Alassane Ouattara gagne ; Gbagbo perd mais entend jouer les prolongations. Choi le dit clairement : il est là parce que « les dirigeants ivoiriens ont demandé aux Nations unies de jouer ce rôle de certification des résultats de l’élection ». Et il précise que « le résultat [de la présidentielle] donne la victoire à Alassane Ouattara » ; il ajoute : « Même si toutes les réclamations déposées par la majorité présidentielle sont prises en compte » cette victoire demeurerait incontestable. Et ce n’est pas le coup de force de Gbagbo via le Conseil constitutionnel qui va le faire bouger d’un pouce : il n’a qu’un seul patron : le Conseil de sécurité. Qui va jouer son rôle tandis que Choi va pousser le bouchon plus loin faisant état des violences et des atteintes aux droits de l’homme imputables aux « gbagboïstes ». Il sera dès lors bien difficile à Gbagbo de trouver des soutiens crédibles hors de « mercenaires » et retraités de la diplomatie, de la justice, de la littérature.

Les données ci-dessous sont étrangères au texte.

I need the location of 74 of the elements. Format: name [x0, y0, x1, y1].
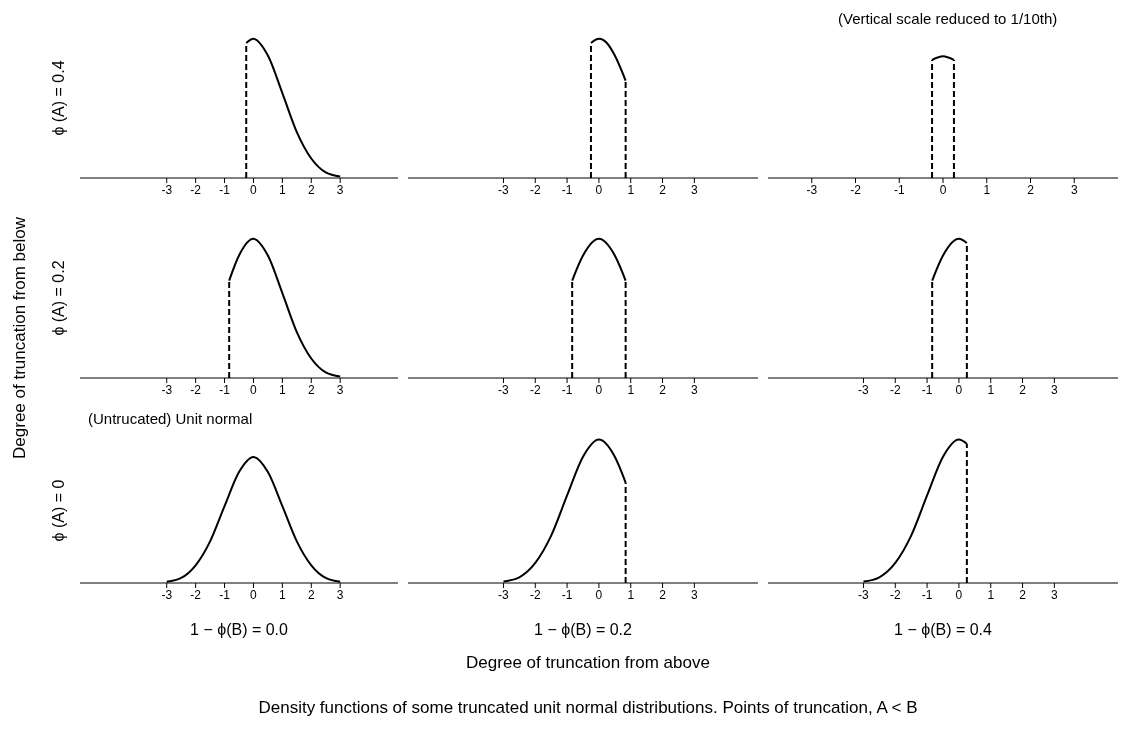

La fermeté des Nations unies, à New York comme à Abidjan, malgré les provocations de Gbagbo et de sa clique, permet à Ouattara d’avoir un point d’ancrage fort autour duquel il peut fédérer les soutiens de la « communauté internationale ». Le mandat de l’ONUCI a été prolongé, le Conseil de sécurité s’est prononcé, à l’unanimité, contre le coup de force de Gbagbo et un nouvel ambassadeur a été accrédité comme représentant permanent de la Côte d’Ivoire auprès des Nations unies. Dès le lundi 3 janvier, il était opérationnel occupant le fauteuil de Djédjé. Et ce n’est pas un nomenklaturiste du FPI mais un diplomate de carrière qui a une réelle expérience internationale et a exercé, par le passé (1996-1998), cette même fonction : Youssouf Bamba.

Choi 3, Djédjé 0. Voilà un ministre des Affaires étrangères qui ne maîtrise plus ses ambassadeurs. Et cela commence à New York en attendant que le vent du changement souffle sur d’autres capitales. Là encore, l’ONU a joué le jeu ; sans attendre ; sans hypocrisie ; sans faux-fuyants bureaucratiques. En un temps où la « trêve des confiseurs » vide les bureaux. Face à Gbagbo, l’ONUCI s’affirme comme le bouclier de la « légalité ». Reste à demander son glaive à Saint-Michel pour terrasser définitivement le dragon. Et ce pourrait bien être les « évangélistes » qui s’en chargeront. Ils jouent, à Abidjan, leur crédibilité et leur devenir en Afrique de l’Ouest.